DJ Mick Boogie greeted the crowd with chest-pounding hip-hop as bands and fans filtered in. The best part about music-awards shows is seeing all the different cliques and crews of the local music community rub elbows for an evening. Men in bright, multihued dashikis mingled with longhairs in Incantation tees. Willowy popsters worked the crowd while Omar Vizquel, in an Ozzy T-shirt emblazoned with the Union Jack, drank beer. Everyone bonded over rock and roll and free drink tickets.
Heightening the communal vibe were Carlos Jones and the P.L.U.S. Band, who turned in a short, sharp set of limber roots reggae. With well-toned arms jutting out of a sleeveless shirt, Jones brightened the day just as the sun began to fade. Leisurely rhythms and Jones's honeyed voice made for ideal happy-hour accompaniment. Afterward, he took pictures with fans and never seemed to stop smiling.
Then along came Abdullah, to replace the grins with grimaces. The band lunged at the crowd with burly, Cro-Magnon metal. Frontman Jeff Shirilla screamed at the sky, while guitarist Aaron Seibert pulled out finger-splaying leads. Scattered fans played air guitar and pumped their fists, though the band was too in-your-face for much of the crowd. "You're right, the acoustics are much better up there," Shirilla goaded the passive audience, who mostly retreated to the bleachers rather than come up close to the stage. Their loss: Abdullah's calorie-burning set was an early highlight. When the band later won the award for Best Metal Act, Shirilla thanked Satan.
Abdullah was the last of the locals, and the show quickly headed south -- we're talking somewhere around the Tropic of Capricorn -- as soon as they left the stage. Rote rockers Travisty Theory proved that Trent Lott isn't the only thing from Mississippi that totally sucks. "You're like a bad dream," the disconsolate singer wailed. Funny, we were thinking the same thing. "This next song is called 'Shitty Development Deal With a Major Label,'" a guy next to us chided as the band launched into another faceless tune.

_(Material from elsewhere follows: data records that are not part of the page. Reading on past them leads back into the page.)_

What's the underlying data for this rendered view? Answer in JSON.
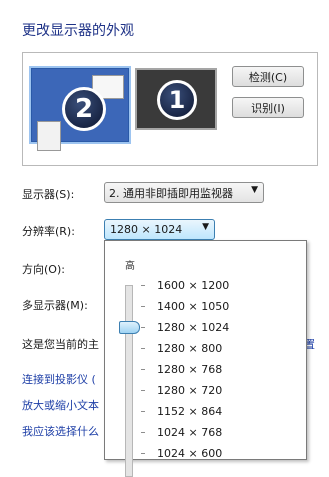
{
  "title": "更改显示器的外观",
  "monitors": {
    "primary_number": "2",
    "secondary_number": "1"
  },
  "buttons": {
    "detect_label": "检测(C)",
    "identify_label": "识别(I)"
  },
  "display": {
    "label": "显示器(S):",
    "value": "2. 通用非即插即用监视器"
  },
  "resolution": {
    "label": "分辨率(R):",
    "value": "1280 × 1024",
    "high_label": "高",
    "options": [
      "1600 × 1200",
      "1400 × 1050",
      "1280 × 1024",
      "1280 × 800",
      "1280 × 768",
      "1280 × 720",
      "1152 × 864",
      "1024 × 768",
      "1024 × 600"
    ]
  },
  "orientation": {
    "label": "方向(O):"
  },
  "multi_display": {
    "label": "多显示器(M):"
  },
  "info_text": "这是您当前的主",
  "links": [
    "连接到投影仪 (",
    "放大或缩小文本",
    "我应该选择什么"
  ],
  "right_link": "置",
  "colors": {
    "title": "#1e3287",
    "link": "#1e3fa7",
    "selected_monitor": "#3c67b8"
  }
}
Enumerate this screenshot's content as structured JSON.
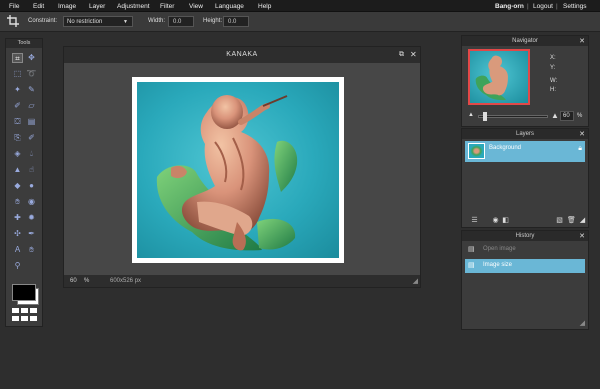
{
  "menubar": {
    "items": [
      "File",
      "Edit",
      "Image",
      "Layer",
      "Adjustment",
      "Filter",
      "View",
      "Language",
      "Help"
    ],
    "user": "Bang-orn",
    "logout": "Logout",
    "settings": "Settings",
    "separator": "|"
  },
  "options": {
    "constraint_label": "Constraint:",
    "constraint_value": "No restriction",
    "width_label": "Width:",
    "width_value": "0.0",
    "height_label": "Height:",
    "height_value": "0.0"
  },
  "tools": {
    "title": "Tools",
    "icons": [
      "crop-icon",
      "move-icon",
      "marquee-icon",
      "lasso-icon",
      "wand-icon",
      "pencil-icon",
      "brush-icon",
      "eraser-icon",
      "bucket-icon",
      "gradient-icon",
      "clone-icon",
      "color-replace-icon",
      "drawing-icon",
      "blur-icon",
      "sharpen-icon",
      "smudge-icon",
      "sponge-icon",
      "dodge-icon",
      "burn-icon",
      "redeye-icon",
      "spot-heal-icon",
      "bloat-icon",
      "pinch-icon",
      "colorpicker-icon",
      "type-icon",
      "hand-icon",
      "zoom-icon"
    ],
    "colors": {
      "primary": "#000000",
      "secondary": "#ffffff"
    }
  },
  "document": {
    "title": "KANAKA",
    "zoom": "60",
    "zoom_unit": "%",
    "size": "600x526 px"
  },
  "navigator": {
    "title": "Navigator",
    "x_label": "X:",
    "y_label": "Y:",
    "w_label": "W:",
    "h_label": "H:",
    "zoom": "60",
    "zoom_unit": "%"
  },
  "layers": {
    "title": "Layers",
    "items": [
      {
        "name": "Background"
      }
    ]
  },
  "history": {
    "title": "History",
    "items": [
      {
        "label": "Open image"
      },
      {
        "label": "Image size"
      }
    ]
  },
  "colors": {
    "accent": "#6ab7d6",
    "image_bg": "#2aa9bb",
    "statue": "#d99a7c",
    "moss": "#3fa35a"
  }
}
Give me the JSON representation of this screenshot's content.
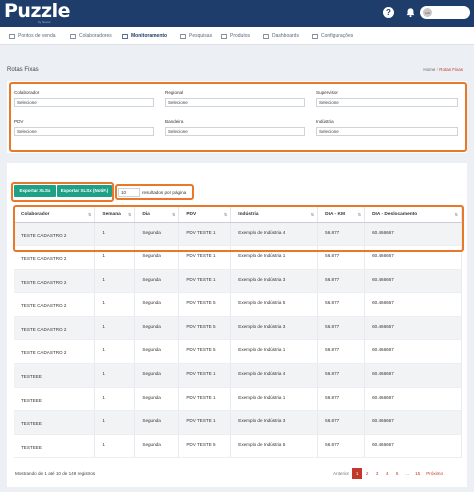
{
  "app": {
    "logo": "Puzzle",
    "logo_sub": "by Nexus"
  },
  "topbar": {
    "help_icon": "?",
    "user_initials": "ua"
  },
  "menu": [
    {
      "label": "Pontos de venda",
      "icon": "shop-icon"
    },
    {
      "label": "Colaboradores",
      "icon": "users-icon"
    },
    {
      "label": "Monitoramento",
      "icon": "clipboard-icon",
      "active": true
    },
    {
      "label": "Pesquisas",
      "icon": "survey-icon"
    },
    {
      "label": "Produtos",
      "icon": "box-icon"
    },
    {
      "label": "Dashboards",
      "icon": "chart-icon"
    },
    {
      "label": "Configurações",
      "icon": "gear-icon"
    }
  ],
  "page": {
    "title": "Rotas Fixas",
    "breadcrumb_home": "Home",
    "breadcrumb_sep": "/",
    "breadcrumb_current": "Rotas Fixas"
  },
  "filters": [
    {
      "label": "Colaborador",
      "value": "Selecione"
    },
    {
      "label": "Regional",
      "value": "Selecione"
    },
    {
      "label": "Supervisor",
      "value": "Selecione"
    },
    {
      "label": "PDV",
      "value": "Selecione"
    },
    {
      "label": "Bandeira",
      "value": "Selecione"
    },
    {
      "label": "Indústria",
      "value": "Selecione"
    }
  ],
  "actions": {
    "export_xls": "Exportar XLSx",
    "export_xls_notif": "Exportar XLSx (NotiF.)",
    "page_length": "10",
    "page_length_label": "resultados por página"
  },
  "table": {
    "columns": [
      "Colaborador",
      "Semana",
      "Dia",
      "PDV",
      "Indústria",
      "DIA - KM",
      "DIA - Deslocamento"
    ],
    "rows": [
      [
        "TESTE CADASTRO 2",
        "1",
        "Segunda",
        "PDV TESTE 1",
        "Exemplo de Indústria 4",
        "56.877",
        "60.466667"
      ],
      [
        "TESTE CADASTRO 2",
        "1",
        "Segunda",
        "PDV TESTE 1",
        "Exemplo de Indústria 1",
        "56.877",
        "60.466667"
      ],
      [
        "TESTE CADASTRO 2",
        "1",
        "Segunda",
        "PDV TESTE 1",
        "Exemplo de Indústria 3",
        "56.877",
        "60.466667"
      ],
      [
        "TESTE CADASTRO 2",
        "1",
        "Segunda",
        "PDV TESTE 5",
        "Exemplo de Indústria 5",
        "56.877",
        "60.466667"
      ],
      [
        "TESTE CADASTRO 2",
        "1",
        "Segunda",
        "PDV TESTE 5",
        "Exemplo de Indústria 3",
        "56.877",
        "60.466667"
      ],
      [
        "TESTE CADASTRO 2",
        "1",
        "Segunda",
        "PDV TESTE 5",
        "Exemplo de Indústria 1",
        "56.877",
        "60.466667"
      ],
      [
        "TESTEEE",
        "1",
        "Segunda",
        "PDV TESTE 1",
        "Exemplo de Indústria 4",
        "56.877",
        "60.466667"
      ],
      [
        "TESTEEE",
        "1",
        "Segunda",
        "PDV TESTE 1",
        "Exemplo de Indústria 1",
        "56.877",
        "60.466667"
      ],
      [
        "TESTEEE",
        "1",
        "Segunda",
        "PDV TESTE 1",
        "Exemplo de Indústria 3",
        "56.877",
        "60.466667"
      ],
      [
        "TESTEEE",
        "1",
        "Segunda",
        "PDV TESTE 5",
        "Exemplo de Indústria 5",
        "56.877",
        "60.466667"
      ]
    ]
  },
  "footer": {
    "info": "Mostrando de 1 até 10 de 149 registros",
    "pager": [
      "Anterior",
      "1",
      "2",
      "3",
      "4",
      "5",
      "...",
      "15",
      "Próximo"
    ],
    "current_page": "1"
  },
  "colors": {
    "topbar": "#1f3d6b",
    "highlight": "#e8782a",
    "button": "#1fa187",
    "accent": "#c0392b"
  }
}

And then there was Skindred. A guttural reggae metal outfit, it's fronted by a large, boisterous dude who looks like a grizzly bear with hair extensions. His vocals consisted mostly of loud whooping noises and rapping like a discount Chuck D. Next.
Florida's Nonpoint garnered the first mosh-pit action of the evening. They shook their shaggy manes like wet poodles and seemed real angry about something or other. "Are you guys fuckin' bored or what?" their frontman asked. Pretty much, dude, though bored may be an understatement -- half the crowd looked as if they needed their vital signs checked.
Rain began to pour as the muscular Sevendust took the stage, looking more like a rugby squad than a metal band. The Atlanta quintet has practically lived on the road for the eight years it's been together, and it showed in a performance that radiated enough heat to deepen tans. They bounded about the stage, flexing oversized biceps and hooks. At times, the band seemed to be trying too hard, compensating for vanilla songwriting with breathless headbanging. But it was hard not to be at least a little moved by a group that left so much of itself onstage.
As the night came to an end and people began filing past the empty second stage and out of the pavilion, one couldn't help but think back to the words of Mushroomhead singer J. Mann after accepting the inaugural Cleveland Icon Award, which pays tribute to artists who have made a lasting contribution to the local music scene.
"Cleveland is capable of anything, as long as we stand by each other," he said. Who knows, maybe if everyone follows Mann's advice, Cleveland can get on the main stage next year.